Those are all examples of what I am calling 'unexpected invitations'.
dirct cause and effect is what science teaches us. As in hit the cue ball it hits the eight ball. Direct clear cause and effect. 'non-causal' was the term they choose to describe events that occured whose consequences having meaning to the human viewing it but the consequence was not the directed forces that caused the event - the outcomes is an unintended significance.
Hard to describe but Jung & Pauli used the term to define the word. Best go to read the essay that is the defining source of the word to understand it as clearly as they could explain it.
They did mean that a synchronistic event/outcome was a kind of 'accident'.
From Wikipedia:
Synchronicity is a word that Swiss psychologist Carl Jung used to describe the "temporally coincident occurrences of acausal events." Jung spoke of synchronicity as an "acausal connecting principle" (i.e. a pattern of connection that cannot be explained by direct causality). Cause-and-effect, in Jung's mind, seemed to have nothing to do with it. Jung introduced the concept in his 1952 paper Synchronicity — An Acausal Connecting Principle, though he had been considering the concept for almost thirty years.[1]

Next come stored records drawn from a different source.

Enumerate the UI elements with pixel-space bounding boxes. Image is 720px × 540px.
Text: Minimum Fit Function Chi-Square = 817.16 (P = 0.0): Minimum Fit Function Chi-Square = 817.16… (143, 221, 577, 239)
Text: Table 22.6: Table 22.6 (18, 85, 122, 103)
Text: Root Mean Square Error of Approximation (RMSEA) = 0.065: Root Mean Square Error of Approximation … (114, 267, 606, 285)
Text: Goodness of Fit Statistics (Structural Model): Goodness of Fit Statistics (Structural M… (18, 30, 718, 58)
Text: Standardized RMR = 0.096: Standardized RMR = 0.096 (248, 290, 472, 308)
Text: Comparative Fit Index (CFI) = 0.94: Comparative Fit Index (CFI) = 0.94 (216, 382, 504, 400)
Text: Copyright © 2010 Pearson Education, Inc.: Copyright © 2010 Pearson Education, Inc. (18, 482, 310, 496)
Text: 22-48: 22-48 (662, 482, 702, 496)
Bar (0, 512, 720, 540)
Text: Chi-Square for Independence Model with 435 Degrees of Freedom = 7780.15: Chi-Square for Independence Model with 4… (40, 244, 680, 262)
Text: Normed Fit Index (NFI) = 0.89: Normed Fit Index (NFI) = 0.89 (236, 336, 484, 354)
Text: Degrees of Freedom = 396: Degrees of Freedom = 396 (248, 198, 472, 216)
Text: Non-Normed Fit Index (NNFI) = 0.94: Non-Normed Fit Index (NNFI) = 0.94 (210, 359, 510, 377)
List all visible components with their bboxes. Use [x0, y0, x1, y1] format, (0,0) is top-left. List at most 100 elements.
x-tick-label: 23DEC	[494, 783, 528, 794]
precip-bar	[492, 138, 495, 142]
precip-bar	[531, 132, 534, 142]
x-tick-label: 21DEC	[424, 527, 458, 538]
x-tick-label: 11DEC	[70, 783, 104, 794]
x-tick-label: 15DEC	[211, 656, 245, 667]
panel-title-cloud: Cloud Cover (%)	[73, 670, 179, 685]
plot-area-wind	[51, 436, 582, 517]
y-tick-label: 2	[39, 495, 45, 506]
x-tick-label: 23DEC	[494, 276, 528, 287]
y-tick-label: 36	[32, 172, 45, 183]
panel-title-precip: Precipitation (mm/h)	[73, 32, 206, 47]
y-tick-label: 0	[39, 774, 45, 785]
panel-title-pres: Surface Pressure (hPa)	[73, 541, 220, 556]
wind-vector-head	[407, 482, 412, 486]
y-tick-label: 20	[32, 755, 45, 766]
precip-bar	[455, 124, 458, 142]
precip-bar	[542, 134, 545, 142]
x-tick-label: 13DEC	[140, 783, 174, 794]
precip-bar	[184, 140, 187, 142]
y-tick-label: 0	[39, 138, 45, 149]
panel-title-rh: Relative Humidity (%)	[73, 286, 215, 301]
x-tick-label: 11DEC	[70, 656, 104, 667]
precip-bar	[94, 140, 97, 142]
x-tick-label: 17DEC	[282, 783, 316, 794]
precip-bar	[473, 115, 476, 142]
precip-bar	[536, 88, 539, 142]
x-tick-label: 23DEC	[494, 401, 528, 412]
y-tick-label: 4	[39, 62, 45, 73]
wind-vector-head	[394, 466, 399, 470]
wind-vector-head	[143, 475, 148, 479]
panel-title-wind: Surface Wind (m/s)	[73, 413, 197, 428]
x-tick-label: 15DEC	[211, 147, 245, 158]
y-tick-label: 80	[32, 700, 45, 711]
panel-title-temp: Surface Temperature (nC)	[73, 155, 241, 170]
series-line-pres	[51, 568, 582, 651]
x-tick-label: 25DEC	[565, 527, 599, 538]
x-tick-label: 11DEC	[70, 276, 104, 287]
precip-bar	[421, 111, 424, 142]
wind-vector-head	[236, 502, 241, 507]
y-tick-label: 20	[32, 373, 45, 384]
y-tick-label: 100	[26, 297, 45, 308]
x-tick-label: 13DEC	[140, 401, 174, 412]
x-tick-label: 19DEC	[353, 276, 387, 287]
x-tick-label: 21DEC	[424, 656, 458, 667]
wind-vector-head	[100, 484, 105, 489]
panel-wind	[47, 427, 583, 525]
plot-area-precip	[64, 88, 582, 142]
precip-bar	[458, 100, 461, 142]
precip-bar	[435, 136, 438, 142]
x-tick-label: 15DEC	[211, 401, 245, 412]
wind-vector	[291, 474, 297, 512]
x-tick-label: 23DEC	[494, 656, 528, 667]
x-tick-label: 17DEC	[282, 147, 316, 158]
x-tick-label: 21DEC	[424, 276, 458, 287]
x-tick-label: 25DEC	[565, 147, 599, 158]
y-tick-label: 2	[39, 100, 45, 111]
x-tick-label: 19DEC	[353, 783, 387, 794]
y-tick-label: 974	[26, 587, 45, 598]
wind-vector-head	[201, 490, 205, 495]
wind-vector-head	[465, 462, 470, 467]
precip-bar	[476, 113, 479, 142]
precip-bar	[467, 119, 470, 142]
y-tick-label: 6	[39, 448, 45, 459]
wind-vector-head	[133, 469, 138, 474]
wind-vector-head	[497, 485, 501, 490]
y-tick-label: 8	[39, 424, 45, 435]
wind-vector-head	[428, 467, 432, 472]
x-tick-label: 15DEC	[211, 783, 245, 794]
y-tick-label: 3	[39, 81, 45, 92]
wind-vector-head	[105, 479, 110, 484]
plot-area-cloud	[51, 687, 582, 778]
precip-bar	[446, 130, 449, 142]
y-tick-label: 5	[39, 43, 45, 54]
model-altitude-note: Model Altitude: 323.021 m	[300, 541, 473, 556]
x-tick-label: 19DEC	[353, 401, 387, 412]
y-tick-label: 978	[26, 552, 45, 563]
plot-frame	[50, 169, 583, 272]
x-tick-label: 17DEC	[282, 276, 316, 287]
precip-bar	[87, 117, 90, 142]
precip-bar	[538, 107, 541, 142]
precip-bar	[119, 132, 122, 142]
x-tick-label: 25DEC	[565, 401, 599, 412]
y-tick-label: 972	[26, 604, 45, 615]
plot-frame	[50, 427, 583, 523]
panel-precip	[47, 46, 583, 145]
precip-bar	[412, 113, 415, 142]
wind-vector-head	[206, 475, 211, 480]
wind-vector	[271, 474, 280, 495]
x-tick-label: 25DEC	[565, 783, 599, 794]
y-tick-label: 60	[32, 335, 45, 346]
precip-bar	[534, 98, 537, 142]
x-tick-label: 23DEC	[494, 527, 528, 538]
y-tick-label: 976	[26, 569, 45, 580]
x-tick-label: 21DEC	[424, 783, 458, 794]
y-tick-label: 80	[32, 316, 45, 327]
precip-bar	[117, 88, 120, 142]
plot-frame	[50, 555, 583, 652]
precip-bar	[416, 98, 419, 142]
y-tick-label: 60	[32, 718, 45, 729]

Put plainly, synchronicity is the experience of two or more occurrences (beyond coincidentally) in a manner that is logically meaningful- but inexplicable- to the person or persons experiencing them. Such events would also have to suggest an underlying pattern in order to satisfy the definition of synchronicity as developed by Jung.
It differs from mere coincidence in that synchronicity implies not just a happenstance, but an underlying pattern or dynamic that is being expressed through meaningful relationships or events.
It was a principle that Jung felt encompassed his concepts of archetypes and the collective unconscious [2], in that it was descriptive of a governing dynamic that underlay the whole of human experience and history — social, emotional, psychological, and spiritual.
Jung believed that many experiences perceived as coincidence were due not merely to chance, but instead, suggested the manifestation of parallel events or circumstances reflecting this governing dynamic. [3]
One of Jung's favourite quotes on Synchronicity was from Through the Looking-Glass by Lewis Carroll, in which the White Queen says to Alice: "It's a poor sort of memory that only works backwards". [4]
Contents
I link my concept to Jung's syncronicity idea. Was Jung a atheist?
As for myself, though it is a matter of subjective faith - I am a deist, one who beleives in the Tao, to use the most accesible human name behind the concept.